LEILAC 2 will not be built at Lixhe, but will retain around half of the partners from its predecessor, with Calix and HeidelbergCement still at its core. It is expected to be complete by the mid 2020s, with one further step needed before a full-size commercial plant with CCUS can begin construction – from 2030. 

“We want to be ready with the technology once the [carbon] price is there to make it commercially viable,” Theulen adds. In the meantime, “it’s a bit of fighting your way through. But if we don’t do it now, and we wait until the carbon price is €100 per tonne, then we’d need another 10 years to do it.”


FOUR PRACTICAL LESSONS 

1. Leave room for creativity

Adapting Calix’s technology and keeping the project to budget was a huge challenge. LEILAC received €12m in funding from the EU’s Horizon 2020 research and innovation fund and £9m through in-kind services by consortium partners. But after carrying out the initial designs, the consortium found it was €3m over budget. Project coordinators “had to sit together and really bring all our creativity together”, says Theulen, “and we came to an even better design, within budget.” 

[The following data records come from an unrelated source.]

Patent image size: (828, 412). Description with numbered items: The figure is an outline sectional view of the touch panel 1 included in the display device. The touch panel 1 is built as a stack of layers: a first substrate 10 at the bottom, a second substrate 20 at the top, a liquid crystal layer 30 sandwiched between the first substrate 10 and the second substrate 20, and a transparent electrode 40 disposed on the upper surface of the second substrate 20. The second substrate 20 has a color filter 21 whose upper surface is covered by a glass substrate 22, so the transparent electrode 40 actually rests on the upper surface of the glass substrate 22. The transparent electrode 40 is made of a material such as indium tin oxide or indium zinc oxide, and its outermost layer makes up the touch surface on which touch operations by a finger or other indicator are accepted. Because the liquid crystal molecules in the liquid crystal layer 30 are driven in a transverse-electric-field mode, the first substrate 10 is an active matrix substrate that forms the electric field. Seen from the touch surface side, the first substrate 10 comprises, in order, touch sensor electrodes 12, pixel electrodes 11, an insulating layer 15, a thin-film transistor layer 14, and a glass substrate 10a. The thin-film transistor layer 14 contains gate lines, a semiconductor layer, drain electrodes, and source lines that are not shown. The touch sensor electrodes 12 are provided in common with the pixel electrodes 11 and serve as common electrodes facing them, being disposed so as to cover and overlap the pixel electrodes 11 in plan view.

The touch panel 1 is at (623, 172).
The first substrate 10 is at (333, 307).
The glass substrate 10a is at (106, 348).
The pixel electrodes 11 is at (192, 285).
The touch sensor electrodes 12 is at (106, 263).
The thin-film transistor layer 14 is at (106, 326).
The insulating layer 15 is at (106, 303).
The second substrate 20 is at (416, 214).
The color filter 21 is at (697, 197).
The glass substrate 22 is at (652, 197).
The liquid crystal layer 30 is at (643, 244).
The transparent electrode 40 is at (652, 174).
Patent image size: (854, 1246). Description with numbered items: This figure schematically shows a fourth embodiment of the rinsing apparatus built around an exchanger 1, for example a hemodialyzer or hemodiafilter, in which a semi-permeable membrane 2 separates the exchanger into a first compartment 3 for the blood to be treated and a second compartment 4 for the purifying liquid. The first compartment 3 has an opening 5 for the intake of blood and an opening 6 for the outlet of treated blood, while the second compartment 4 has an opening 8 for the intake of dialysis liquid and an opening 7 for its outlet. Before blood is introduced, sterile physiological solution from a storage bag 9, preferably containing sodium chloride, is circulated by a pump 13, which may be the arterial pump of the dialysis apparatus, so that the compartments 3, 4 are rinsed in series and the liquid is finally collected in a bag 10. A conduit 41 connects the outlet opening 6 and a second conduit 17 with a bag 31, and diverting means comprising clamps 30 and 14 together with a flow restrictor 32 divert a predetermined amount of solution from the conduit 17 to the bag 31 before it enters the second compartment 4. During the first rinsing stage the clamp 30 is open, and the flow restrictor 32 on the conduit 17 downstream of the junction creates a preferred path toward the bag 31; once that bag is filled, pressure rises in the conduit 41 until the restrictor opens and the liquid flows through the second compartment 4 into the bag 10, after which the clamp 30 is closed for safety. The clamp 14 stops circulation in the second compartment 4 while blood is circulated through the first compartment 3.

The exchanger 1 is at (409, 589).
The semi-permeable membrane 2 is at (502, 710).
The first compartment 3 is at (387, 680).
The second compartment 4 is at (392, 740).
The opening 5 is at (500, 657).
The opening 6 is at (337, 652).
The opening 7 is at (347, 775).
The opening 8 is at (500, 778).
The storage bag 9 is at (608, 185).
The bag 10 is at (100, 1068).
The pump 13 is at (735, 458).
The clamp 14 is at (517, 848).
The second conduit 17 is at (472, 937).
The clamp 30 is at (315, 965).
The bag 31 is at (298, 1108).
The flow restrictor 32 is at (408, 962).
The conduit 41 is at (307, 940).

2. Leadership structure is key

Theulen stresses that not all partners in the LEILAC project had an equal say in decisions. Research institutes, with no financial resources on the line, “should not have the same voting rights as a company like Calix”, he says. It is also important that partners leading on the project are trusted to make the right decisions. 

3. Be open to external advice

The European Commission’s input helped the consortium refine its proposal. Applying for Horizon 2020 funding, while often presented as bureaucratic hoop-jumping, enabled the project leaders to identify weaknesses in their proposal, resulting in a “much better balanced project”, Theulen says. The whole grant process was relatively straightforward, recalls Rennie. “I can’t say anything bad about the Commission.”

4. Have a clear vision

Focusing on the long-term prospects of the project has helped the team overcome the major technical and organisational hurdles it faced, says Renne. “The main problem I see with most proposals,” he explains, “is it’s usually about what the main risks are and trying to address those, which we do. But actually having that long-term vision of where we want to get to provides a shared understanding for all of the partners.”